Tuesday, July 22, 2008

DVD: Obseques de Dom Gérard

I have had the pleasure of recently viewing a DVD which is of unique interest and value to those interested in chant, traditional liturgy and the original figures attached to the usus antiquior movement. It is unique for a variety of reasons. First, because it is a Requiem Mass done within the walls of the famed traditional Benedictine Abbey of Le Barroux, France. Second, because the Requiem is for none other than Dom Gérard Calvet, the former abbot of this monastery, and a man of great reknown in relation to sacred liturgy in its traditional forms and a man of deep spirituality in whom Christ shone.

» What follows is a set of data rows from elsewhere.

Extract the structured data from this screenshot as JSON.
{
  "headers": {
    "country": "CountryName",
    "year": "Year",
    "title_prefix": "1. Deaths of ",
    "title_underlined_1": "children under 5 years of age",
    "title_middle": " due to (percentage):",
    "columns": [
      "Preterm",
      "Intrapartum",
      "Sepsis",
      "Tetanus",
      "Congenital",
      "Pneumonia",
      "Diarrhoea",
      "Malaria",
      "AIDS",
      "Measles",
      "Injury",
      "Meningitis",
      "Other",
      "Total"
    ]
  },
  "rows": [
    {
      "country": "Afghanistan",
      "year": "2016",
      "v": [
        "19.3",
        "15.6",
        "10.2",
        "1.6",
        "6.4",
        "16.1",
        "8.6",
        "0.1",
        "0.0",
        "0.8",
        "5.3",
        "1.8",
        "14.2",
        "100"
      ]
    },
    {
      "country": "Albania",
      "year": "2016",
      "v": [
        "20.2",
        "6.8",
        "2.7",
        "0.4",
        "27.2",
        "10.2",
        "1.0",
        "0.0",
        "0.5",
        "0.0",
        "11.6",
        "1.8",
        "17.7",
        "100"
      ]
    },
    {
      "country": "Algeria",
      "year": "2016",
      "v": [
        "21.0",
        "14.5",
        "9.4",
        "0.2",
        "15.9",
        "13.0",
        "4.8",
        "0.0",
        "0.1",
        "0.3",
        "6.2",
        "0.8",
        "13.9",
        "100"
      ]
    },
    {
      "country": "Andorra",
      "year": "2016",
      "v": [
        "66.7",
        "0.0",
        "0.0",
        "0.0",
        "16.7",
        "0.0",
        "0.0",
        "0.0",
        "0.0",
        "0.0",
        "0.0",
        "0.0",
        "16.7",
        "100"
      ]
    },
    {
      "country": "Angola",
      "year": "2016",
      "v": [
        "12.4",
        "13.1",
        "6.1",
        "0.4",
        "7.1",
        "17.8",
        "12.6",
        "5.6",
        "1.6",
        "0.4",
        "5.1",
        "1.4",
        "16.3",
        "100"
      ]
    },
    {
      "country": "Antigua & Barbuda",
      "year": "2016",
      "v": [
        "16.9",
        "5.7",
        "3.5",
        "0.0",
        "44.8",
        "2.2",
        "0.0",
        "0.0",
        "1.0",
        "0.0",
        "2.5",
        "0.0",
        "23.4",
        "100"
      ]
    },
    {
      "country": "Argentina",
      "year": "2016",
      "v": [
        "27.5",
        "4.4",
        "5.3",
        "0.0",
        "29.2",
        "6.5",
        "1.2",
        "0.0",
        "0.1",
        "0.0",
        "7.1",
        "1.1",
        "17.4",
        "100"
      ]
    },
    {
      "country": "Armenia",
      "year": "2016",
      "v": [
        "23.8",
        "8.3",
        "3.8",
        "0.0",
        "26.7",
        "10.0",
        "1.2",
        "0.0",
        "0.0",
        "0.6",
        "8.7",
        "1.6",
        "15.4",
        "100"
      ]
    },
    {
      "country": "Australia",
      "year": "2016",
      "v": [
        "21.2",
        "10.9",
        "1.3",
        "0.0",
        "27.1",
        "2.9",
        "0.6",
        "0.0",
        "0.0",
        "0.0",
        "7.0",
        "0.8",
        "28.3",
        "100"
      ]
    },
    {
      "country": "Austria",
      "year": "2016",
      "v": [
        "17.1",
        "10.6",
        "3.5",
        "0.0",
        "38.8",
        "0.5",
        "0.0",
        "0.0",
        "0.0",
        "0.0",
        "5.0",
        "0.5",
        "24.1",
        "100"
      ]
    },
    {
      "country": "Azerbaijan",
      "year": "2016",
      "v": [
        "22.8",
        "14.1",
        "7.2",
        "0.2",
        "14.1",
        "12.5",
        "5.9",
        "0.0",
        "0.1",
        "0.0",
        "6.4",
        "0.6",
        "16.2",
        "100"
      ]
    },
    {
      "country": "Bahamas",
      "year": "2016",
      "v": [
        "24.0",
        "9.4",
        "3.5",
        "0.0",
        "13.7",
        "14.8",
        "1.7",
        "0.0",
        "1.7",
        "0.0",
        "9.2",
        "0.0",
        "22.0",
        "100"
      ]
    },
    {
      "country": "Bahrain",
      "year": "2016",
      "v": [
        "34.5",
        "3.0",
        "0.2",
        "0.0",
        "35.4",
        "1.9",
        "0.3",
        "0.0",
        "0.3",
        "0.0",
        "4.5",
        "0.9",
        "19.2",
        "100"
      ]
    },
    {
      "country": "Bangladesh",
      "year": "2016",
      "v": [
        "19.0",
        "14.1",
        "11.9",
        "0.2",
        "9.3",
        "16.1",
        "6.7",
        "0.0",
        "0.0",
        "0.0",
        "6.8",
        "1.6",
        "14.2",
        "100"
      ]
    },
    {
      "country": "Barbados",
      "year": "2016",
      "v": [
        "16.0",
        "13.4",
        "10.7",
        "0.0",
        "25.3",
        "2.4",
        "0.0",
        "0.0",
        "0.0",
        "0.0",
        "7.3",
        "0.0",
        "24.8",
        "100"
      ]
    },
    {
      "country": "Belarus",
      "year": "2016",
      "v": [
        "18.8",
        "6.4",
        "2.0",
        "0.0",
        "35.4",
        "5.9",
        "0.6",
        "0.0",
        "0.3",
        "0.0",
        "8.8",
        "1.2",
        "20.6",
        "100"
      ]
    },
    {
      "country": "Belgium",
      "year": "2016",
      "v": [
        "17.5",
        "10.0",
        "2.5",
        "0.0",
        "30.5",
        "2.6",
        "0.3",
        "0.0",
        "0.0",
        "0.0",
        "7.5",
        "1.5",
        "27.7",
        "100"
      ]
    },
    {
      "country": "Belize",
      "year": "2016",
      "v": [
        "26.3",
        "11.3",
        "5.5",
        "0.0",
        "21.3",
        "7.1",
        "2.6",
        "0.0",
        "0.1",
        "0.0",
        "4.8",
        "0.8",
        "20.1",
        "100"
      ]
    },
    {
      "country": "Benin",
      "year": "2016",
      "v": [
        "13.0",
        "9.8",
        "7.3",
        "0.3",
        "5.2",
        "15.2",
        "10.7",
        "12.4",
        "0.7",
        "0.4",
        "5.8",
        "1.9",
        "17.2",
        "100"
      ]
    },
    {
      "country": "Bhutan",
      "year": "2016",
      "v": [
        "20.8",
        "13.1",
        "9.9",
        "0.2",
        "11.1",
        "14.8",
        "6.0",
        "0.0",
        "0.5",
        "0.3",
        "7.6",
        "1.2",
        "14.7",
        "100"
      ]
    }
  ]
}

The DVD is titled Obseques de Dom Gerard and brings to light an intimate picture of a somber and historic event, done to the timeless and haunting strains of the Gregorian requiem chants. It is perhaps no exaggeration to say that the Gregorian requiem is the requiem par excellence and so for those wishing to both commemorate a great man and an important aspect of our liturgical tradition, this DVD is of definite interest on both fronts. Needless to say as well, the chant of these Benedictine monks is sublime, and it is evident that these chants form a part of their day to day liturgical life.

From the DVD:

The prayers at the foot of the altar.

The singing of the propers.

Dom Louis Marie, successor of Dom Gerard, before the body of his predecessor

Dom Hervé Courau, Abbot of Notre-Dame de Triors

Msgr. Camille Perl, Secretary of the Ecclesia Dei Commission

As the DVD is produced in France, there will be some concern over its format in relation to North American buyers. Evidently, one can give no guarantees, but suffice it to say that any DVD player in a standard computer will play this DVD, and most newer DVD players seem to likewise have no trouble playing the DVD.

For those interested in ordering this DVD, please go to the webstore of the Abbey of Le Barroux.

The DVD is reasonably priced at 12 EUROS (approximately $20 USD).

It is indeed a treasure to keep in your library, to represent not only the riches of the liturgy in the intimacy of the monastic enclosure, but to commemorate a great Abbot and man of Faith.